While Europe paid a hefty price for the major benefits the ‘first industrialisation’ brought about (one for all the pollution of our cities and depletion of natural resources), the re-industrialisation that nanotech is contributing to holds the promise to “do it right” this time.
For instance, nanotechnology has long had the potential to revolutionise renewable energy and lower carbon emissions and in 2017 the potential only appears to be growing. Great leaps have been made in solar cell technology, most notably when the use of low cost, bulk manufactured quantum dots were employed to convert sunlight into electricity at greater than ten per cent efficiency.
Nanomaterials are also helping the transport sector, the second largest emitter of greenhouse gases, to reduce its impact on the environment by boosting energy efficiency. Fuel consumption can be lowered significantly with nano-composite materials that reduce the weight of vehicles, nanomaterials such as silica can bring tyres up to the more fuel efficient category A rating.

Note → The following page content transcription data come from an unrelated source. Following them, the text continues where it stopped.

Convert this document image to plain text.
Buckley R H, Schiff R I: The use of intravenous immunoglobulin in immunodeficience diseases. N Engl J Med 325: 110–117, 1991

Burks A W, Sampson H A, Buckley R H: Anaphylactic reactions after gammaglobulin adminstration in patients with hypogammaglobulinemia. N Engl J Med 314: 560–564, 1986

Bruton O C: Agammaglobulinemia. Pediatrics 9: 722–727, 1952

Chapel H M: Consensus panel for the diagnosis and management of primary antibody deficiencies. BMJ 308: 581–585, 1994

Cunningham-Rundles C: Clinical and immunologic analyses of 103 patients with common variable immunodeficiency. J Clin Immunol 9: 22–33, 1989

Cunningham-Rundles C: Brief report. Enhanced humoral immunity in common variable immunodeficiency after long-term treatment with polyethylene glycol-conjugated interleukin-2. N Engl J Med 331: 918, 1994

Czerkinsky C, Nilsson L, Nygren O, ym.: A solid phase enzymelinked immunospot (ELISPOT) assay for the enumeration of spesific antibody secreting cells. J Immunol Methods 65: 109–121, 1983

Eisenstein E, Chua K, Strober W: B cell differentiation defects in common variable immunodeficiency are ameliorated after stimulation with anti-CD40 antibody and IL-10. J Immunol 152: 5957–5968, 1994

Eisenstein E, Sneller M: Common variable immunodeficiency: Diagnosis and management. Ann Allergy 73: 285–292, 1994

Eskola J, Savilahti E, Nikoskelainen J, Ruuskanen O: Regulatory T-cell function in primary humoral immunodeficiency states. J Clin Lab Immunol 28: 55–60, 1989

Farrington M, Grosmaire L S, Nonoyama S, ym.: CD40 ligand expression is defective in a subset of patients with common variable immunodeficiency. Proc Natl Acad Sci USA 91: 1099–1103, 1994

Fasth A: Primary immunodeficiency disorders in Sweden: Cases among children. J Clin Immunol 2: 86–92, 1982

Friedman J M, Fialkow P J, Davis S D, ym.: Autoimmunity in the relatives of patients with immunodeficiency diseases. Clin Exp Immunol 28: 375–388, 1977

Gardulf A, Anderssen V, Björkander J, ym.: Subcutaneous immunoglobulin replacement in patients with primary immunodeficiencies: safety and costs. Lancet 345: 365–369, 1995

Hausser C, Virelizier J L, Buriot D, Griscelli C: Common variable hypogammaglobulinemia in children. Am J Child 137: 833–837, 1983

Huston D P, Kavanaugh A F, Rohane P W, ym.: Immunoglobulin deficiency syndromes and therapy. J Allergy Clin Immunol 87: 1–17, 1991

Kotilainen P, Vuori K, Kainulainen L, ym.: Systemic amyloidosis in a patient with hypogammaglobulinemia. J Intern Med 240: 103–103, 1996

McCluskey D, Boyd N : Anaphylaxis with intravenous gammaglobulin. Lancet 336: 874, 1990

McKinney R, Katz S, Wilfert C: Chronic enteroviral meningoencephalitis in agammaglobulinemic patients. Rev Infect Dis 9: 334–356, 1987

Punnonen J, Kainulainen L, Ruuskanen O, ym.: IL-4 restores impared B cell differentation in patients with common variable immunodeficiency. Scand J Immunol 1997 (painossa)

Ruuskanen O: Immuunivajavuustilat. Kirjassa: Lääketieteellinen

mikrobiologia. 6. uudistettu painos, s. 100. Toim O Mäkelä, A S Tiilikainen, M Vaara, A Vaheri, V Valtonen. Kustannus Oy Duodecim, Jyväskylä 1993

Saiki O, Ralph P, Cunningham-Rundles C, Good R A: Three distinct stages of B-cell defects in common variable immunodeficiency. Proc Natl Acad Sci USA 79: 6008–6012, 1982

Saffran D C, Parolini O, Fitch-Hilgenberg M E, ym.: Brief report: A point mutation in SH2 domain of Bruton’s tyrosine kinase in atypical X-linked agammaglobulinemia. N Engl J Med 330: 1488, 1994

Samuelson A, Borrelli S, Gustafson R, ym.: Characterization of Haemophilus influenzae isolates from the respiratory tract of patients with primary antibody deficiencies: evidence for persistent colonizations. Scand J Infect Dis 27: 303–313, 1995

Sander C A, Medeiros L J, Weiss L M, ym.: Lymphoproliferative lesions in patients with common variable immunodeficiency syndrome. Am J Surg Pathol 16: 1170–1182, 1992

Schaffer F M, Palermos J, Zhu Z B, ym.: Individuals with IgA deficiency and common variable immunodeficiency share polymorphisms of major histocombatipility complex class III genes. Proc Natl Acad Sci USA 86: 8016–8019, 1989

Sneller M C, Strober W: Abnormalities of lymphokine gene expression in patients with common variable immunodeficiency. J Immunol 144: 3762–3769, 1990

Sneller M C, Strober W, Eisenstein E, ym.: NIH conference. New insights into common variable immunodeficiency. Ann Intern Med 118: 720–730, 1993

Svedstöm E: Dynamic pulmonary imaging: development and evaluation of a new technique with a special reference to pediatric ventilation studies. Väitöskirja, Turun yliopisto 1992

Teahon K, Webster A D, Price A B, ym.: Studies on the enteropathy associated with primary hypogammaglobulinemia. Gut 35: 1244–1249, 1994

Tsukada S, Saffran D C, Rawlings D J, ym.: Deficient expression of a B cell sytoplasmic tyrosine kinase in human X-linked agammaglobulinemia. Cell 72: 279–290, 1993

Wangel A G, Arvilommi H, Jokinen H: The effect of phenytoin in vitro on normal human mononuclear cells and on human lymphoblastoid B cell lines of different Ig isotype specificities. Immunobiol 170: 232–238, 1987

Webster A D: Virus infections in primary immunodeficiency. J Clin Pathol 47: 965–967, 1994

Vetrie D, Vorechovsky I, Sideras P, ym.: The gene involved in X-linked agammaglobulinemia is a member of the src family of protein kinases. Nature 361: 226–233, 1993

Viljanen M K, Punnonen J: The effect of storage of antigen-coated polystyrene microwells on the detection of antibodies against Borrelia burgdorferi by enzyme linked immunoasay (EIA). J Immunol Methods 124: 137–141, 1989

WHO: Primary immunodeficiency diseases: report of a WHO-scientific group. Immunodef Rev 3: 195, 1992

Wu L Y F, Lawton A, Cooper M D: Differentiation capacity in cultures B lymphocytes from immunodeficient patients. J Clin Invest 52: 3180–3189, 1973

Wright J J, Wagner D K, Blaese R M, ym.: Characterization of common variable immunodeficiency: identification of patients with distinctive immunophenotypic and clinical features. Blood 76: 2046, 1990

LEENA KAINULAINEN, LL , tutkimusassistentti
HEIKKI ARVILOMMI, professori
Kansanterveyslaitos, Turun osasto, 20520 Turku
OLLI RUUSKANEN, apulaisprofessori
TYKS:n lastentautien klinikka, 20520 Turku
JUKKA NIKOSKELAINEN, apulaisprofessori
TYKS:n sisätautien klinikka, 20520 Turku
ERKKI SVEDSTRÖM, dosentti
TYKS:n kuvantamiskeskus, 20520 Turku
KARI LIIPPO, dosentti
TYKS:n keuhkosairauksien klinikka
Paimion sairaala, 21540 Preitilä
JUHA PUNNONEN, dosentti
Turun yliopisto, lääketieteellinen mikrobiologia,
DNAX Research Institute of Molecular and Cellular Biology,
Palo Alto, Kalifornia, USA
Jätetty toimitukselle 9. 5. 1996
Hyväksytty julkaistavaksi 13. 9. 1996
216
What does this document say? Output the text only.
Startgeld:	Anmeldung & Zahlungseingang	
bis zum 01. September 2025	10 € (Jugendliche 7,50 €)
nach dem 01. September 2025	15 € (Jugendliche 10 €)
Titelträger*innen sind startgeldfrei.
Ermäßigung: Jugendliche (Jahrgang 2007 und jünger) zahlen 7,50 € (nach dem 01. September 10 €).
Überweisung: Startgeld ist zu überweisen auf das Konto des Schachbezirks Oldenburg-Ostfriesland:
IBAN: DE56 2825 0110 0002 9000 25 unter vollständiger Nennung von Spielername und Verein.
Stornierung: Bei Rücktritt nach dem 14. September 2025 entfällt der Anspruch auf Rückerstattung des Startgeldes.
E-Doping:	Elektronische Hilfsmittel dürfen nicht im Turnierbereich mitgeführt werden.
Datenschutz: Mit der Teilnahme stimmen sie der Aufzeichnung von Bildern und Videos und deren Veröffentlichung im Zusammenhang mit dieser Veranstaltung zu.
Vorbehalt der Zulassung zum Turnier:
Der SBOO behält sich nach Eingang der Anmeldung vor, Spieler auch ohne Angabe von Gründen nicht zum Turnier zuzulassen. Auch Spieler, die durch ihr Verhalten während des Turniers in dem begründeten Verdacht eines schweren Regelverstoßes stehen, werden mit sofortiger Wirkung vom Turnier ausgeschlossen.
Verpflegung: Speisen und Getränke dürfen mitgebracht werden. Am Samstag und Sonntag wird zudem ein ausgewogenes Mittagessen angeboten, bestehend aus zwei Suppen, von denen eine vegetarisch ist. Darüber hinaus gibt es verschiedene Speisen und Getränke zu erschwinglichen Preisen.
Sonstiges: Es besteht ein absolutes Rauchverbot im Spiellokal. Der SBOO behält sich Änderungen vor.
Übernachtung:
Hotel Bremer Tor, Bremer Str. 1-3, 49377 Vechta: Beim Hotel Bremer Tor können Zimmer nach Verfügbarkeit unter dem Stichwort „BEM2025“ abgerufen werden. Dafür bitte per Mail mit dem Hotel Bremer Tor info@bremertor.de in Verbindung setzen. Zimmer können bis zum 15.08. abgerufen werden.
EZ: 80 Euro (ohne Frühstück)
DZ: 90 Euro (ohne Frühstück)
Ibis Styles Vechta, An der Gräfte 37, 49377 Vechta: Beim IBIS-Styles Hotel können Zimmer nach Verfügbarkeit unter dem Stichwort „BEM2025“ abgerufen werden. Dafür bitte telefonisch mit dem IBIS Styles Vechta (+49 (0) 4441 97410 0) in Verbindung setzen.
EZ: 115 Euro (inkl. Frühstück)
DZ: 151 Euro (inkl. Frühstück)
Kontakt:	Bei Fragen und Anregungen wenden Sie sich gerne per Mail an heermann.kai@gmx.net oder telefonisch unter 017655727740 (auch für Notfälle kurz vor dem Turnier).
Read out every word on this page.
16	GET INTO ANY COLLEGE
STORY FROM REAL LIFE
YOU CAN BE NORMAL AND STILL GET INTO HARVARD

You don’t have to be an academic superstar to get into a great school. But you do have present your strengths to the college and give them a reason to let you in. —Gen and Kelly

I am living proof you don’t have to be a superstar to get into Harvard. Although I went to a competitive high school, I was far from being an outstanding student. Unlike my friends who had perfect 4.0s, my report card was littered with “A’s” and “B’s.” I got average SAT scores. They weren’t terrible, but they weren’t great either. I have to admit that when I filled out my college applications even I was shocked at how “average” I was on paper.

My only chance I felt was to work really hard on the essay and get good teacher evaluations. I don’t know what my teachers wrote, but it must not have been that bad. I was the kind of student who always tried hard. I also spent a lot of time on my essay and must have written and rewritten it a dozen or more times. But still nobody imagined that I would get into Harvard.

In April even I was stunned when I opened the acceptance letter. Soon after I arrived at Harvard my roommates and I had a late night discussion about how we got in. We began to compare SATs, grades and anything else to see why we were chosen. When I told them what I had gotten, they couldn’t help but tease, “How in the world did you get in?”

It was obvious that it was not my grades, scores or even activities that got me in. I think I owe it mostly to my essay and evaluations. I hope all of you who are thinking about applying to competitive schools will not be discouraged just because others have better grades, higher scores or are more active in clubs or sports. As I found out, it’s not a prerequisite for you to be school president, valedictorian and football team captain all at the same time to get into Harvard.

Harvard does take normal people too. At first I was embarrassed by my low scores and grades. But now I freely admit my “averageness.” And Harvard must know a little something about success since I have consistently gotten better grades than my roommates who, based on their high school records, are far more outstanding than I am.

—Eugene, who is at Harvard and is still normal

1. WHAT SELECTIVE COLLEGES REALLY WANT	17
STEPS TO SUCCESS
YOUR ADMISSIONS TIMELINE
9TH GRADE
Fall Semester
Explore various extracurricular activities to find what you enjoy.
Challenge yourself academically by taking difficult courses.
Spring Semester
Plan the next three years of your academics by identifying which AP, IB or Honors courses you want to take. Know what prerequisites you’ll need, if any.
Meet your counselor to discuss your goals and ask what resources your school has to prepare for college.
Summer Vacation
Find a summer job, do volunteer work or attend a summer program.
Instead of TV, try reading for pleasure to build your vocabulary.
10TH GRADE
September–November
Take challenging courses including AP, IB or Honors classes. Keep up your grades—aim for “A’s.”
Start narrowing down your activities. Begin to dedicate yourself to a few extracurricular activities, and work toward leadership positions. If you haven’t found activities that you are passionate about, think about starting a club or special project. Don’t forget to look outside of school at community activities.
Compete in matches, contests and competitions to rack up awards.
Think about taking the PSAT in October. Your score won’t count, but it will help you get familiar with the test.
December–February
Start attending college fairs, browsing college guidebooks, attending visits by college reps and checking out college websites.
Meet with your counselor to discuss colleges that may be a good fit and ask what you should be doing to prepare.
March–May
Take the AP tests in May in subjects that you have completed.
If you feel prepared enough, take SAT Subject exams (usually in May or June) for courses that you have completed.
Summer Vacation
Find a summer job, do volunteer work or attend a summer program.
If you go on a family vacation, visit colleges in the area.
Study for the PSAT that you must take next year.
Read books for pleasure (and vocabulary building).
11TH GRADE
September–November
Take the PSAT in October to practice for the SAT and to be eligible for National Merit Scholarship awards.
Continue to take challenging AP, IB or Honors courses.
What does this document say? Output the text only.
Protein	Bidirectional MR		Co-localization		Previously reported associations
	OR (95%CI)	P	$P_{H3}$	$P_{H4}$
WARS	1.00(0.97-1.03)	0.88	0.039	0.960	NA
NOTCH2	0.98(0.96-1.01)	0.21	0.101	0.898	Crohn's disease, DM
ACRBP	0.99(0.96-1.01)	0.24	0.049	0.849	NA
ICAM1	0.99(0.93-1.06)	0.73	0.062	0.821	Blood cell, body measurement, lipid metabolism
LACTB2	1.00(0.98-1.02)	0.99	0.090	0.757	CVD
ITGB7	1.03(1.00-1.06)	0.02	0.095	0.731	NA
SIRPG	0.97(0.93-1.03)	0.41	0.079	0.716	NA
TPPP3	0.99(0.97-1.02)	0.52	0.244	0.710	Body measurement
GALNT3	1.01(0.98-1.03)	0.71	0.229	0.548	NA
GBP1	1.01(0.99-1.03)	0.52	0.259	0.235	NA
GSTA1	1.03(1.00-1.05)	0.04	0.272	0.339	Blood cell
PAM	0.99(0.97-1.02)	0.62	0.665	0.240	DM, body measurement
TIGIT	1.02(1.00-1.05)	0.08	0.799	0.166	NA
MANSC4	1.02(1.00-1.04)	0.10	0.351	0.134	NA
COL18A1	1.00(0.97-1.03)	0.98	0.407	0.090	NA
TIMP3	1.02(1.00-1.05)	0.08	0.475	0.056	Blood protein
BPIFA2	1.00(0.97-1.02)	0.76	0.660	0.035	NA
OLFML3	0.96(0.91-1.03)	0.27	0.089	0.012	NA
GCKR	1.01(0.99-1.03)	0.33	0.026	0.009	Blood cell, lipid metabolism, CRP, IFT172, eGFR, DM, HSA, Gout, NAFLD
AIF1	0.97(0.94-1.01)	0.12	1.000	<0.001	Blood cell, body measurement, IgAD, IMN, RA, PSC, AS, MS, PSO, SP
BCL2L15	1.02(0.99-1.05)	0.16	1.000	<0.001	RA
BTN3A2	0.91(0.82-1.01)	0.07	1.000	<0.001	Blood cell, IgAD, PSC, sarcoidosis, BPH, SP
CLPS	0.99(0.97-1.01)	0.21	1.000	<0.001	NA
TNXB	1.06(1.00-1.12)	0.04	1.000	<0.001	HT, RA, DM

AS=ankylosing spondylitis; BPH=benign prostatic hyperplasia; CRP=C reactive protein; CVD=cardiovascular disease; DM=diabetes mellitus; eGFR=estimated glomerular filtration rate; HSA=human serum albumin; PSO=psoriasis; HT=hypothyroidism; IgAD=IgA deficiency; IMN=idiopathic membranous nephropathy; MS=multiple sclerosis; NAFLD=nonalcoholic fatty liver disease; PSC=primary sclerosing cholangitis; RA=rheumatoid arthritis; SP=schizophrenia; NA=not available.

But this wide industrial impacts of nanotech will have even more relevant societal impacts on the life of EU citizens today and tomorrow. Efficient consumption of energy, green transport and nanomedicine will not only improve the quality of life of the EU citizens but will also offer opportunities to innovative companies to hire and retain talents in all the stations of the value chain. This in turn will enable the consolidation of EU industries in high-tech, digitally-enhanced hubs which will prove the ultimate bastion against internal divisions as well as against external competition.
EuroNanoForum 2017 has been conceived as a forum where the latest technology developments are put in context within their multiple industrial applications and where the industrialists delivering nano-enhanced solutions bring forth their successes – as well as the challenges they face. This rich narrative of latest achievements, industrial possibilities and challenges will provide the background for the European policy makers at the event to address the actions planned for the future of nanotechnologies in Europe and also to take note of the suggestions coming from inside the field.
Lastly, but not less importantly, ENF can also offer to students and EU citizens a valuable insight into the state of the art of European nanotechnologies. On the third day (23rd June) therefore, the entrance to the Nanotech Europe and Poster exhibition will be free of charge for everybody.
It is with great pleasure that the ENF2017 welcomes not only the nanotech community to the event but all the EU citizens who want to get an idea of how their future, as well as their children’s future, will look like.